業務変革とDX(2)

業務変革での私の役割は、事業企画・開発の経験者として、事業部の要件をまとめ、現場で本当に使える業務プロセスとシステムを作ることだ。

事業部の中長期の計画や戦略を把握した上で、現状、どんな業務をどのように行っているのか、現場を直接観察する。説明を聞くだけでは不十分で、直接観察することが重要なのは、説明者の認識や解釈が差しはさまれるからである。認識や解釈が間違っている、あるいは、関係者間で異なっていることにも気づきながら、将来のあるべき業務を描いたうえで、今の業務からどのような過渡期を経てどう移行させるのかを計画する。

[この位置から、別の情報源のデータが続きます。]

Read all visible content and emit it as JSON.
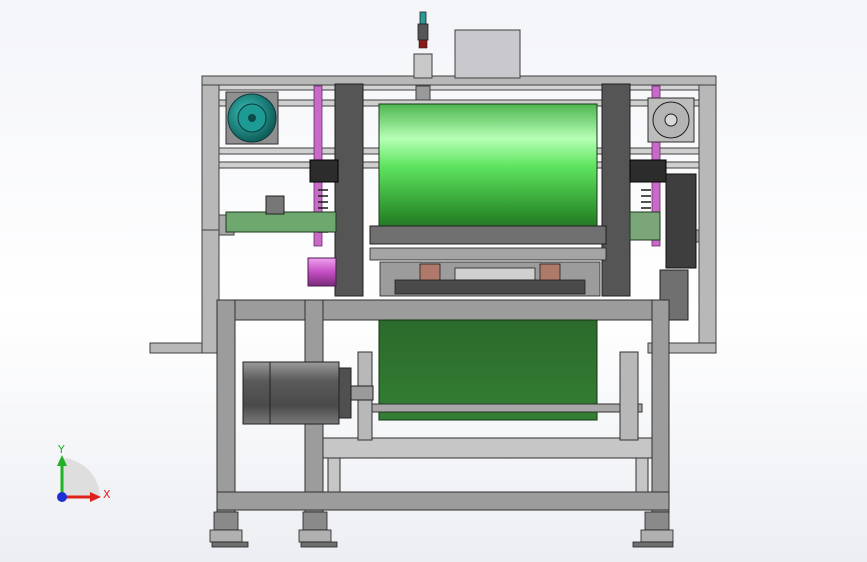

そして、描いたあるべき業務の姿が実現した際に、どのような効果がどれくらい得られるのか、質的および量的試算を行う。そのために必要なリソースはどれくらいで、費用対効果が成り立っているのか。試算が試算で終わっては意味がないので、試算された効果を事業部が実現させるようコミットを取り付ける。ベースとなる前提条件から徐々に合意し、最終的な効果に至るまで、事業部の合意が得られる内容ではなければならない。

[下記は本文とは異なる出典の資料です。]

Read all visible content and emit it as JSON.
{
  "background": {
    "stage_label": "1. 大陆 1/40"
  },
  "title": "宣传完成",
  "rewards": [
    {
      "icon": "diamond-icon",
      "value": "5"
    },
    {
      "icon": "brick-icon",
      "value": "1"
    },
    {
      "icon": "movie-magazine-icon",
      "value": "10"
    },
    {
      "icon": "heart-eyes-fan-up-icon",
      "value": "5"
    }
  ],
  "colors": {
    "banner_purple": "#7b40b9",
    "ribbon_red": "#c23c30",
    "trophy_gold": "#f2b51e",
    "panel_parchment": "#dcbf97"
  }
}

以上を踏まえて合意された業務要件をシステム開発チームへ説明し、開発依頼を行うと、システム開発チームが、それらをシステム要件に置き換え、システム開発が走り出す。システム開発やDXといっても、システム開発の人だけでは進められないのである。

意外に知られていないが、病院の電子カルテを導入する際のシステム担当者が医師免許を持っていたりすることがよくある。現場をわかる人であることが求められている例のひとつだ。医師となったものの、いろいろな理由で臨床を離れる医師が一定割合いて、その中でシステムに通じた人が病院内で担当している場合があるのだ。このケースのようにシステムと現場業務の両方に精通している人がいる場合は一人で成り立つが、そうでない場合の方が多く、システム要員と業務要員とでチームを組むことになる。システム要員だけでシステム設計を行い、現場で使えないシステムが作られかかって、それに気づいた経営層がプロジェクトを中止し、仕切り直しがかかったところからお声がけいただいて参画したこともある。

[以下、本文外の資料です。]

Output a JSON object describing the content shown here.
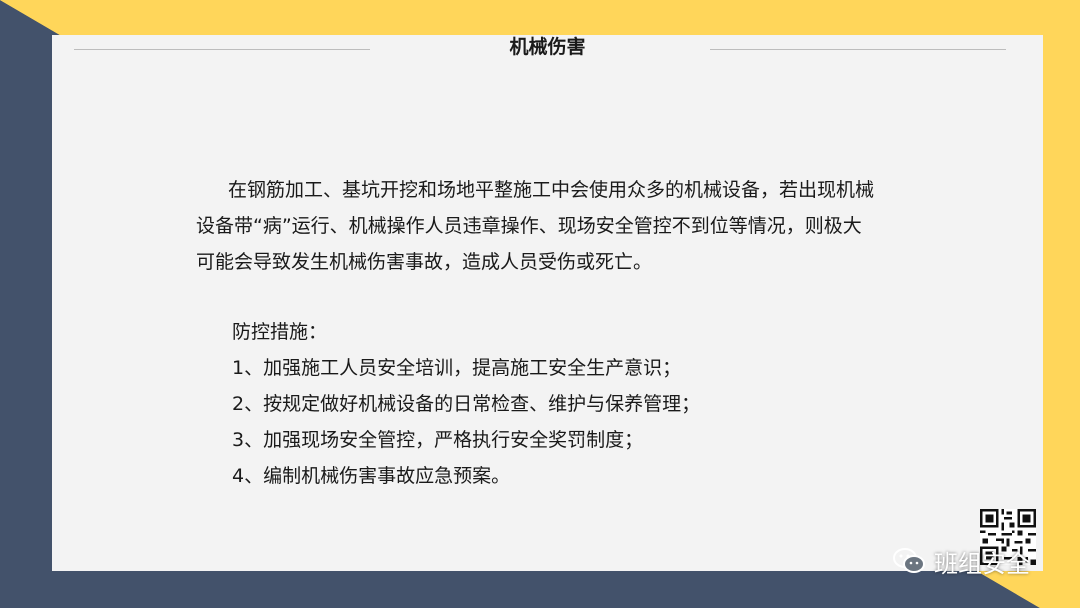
{
  "slide": {
    "title": "机械伤害",
    "paragraph": "在钢筋加工、基坑开挖和场地平整施工中会使用众多的机械设备，若出现机械设备带“病”运行、机械操作人员违章操作、现场安全管控不到位等情况，则极大可能会导致发生机械伤害事故，造成人员受伤或死亡。",
    "measures_heading": "防控措施：",
    "measures": [
      "1、加强施工人员安全培训，提高施工安全生产意识；",
      "2、按规定做好机械设备的日常检查、维护与保养管理；",
      "3、加强现场安全管控，严格执行安全奖罚制度；",
      "4、编制机械伤害事故应急预案。"
    ]
  },
  "watermark": {
    "text": "班组安全",
    "icon": "wechat-icon"
  },
  "colors": {
    "navy": "#43526b",
    "yellow": "#ffd65a",
    "slide_bg": "#f3f3f3"
  }
}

しかし、このシステム要員と業務要員の間でのコミュニケーションがかなり難しい。システム言語とビジネス言語が噛み合わない。どちらも同じ英語で話しているのだから通じそうなものだと思いきや、英語のシステム言語と英語のビジネス言語の間で通訳が必要となるのだ。

たとえば、globalという単語。なんだか話が通じないと思っていたら、ビジネス側は、グローバル企業というような「世界(中)」という意味で使っていたのだが、システム側にとってはglobalというと開発中のアプリケーション内全体という意味で使うらしく、システム言語とビジネス言語の通訳が得意な人が気づいて解説をいれてもらって、お互いに納得したということもある。通訳は、システム側の誰かがすることもあれば、業務側の誰かがすることもあるが、これまでの経験だと、この通訳をできる人は限られているようだ。色んな人が通訳を試みるものの、特定の人の成功確率が圧倒的に高い。

ある企業の事業部にいた知人から声をかけてもらった際、当時の私の仕事の都合で着任までに半年ほどを要したのだが、その間に、事業部からシステムの人へ要件を伝えたにもかかわらず、まったく伝わっていないようだというのだ。もう5回ぐらい方法を変えて説明しているのに伝わっておらず、出てくるものが全くお門違いで困っている、というのが、私が着任した最初に聞いた事業部からの苦情だったくらいだ。

ビジネス言語とシステム言語がいかに交わらないかということがおわかりいただけるだろうか。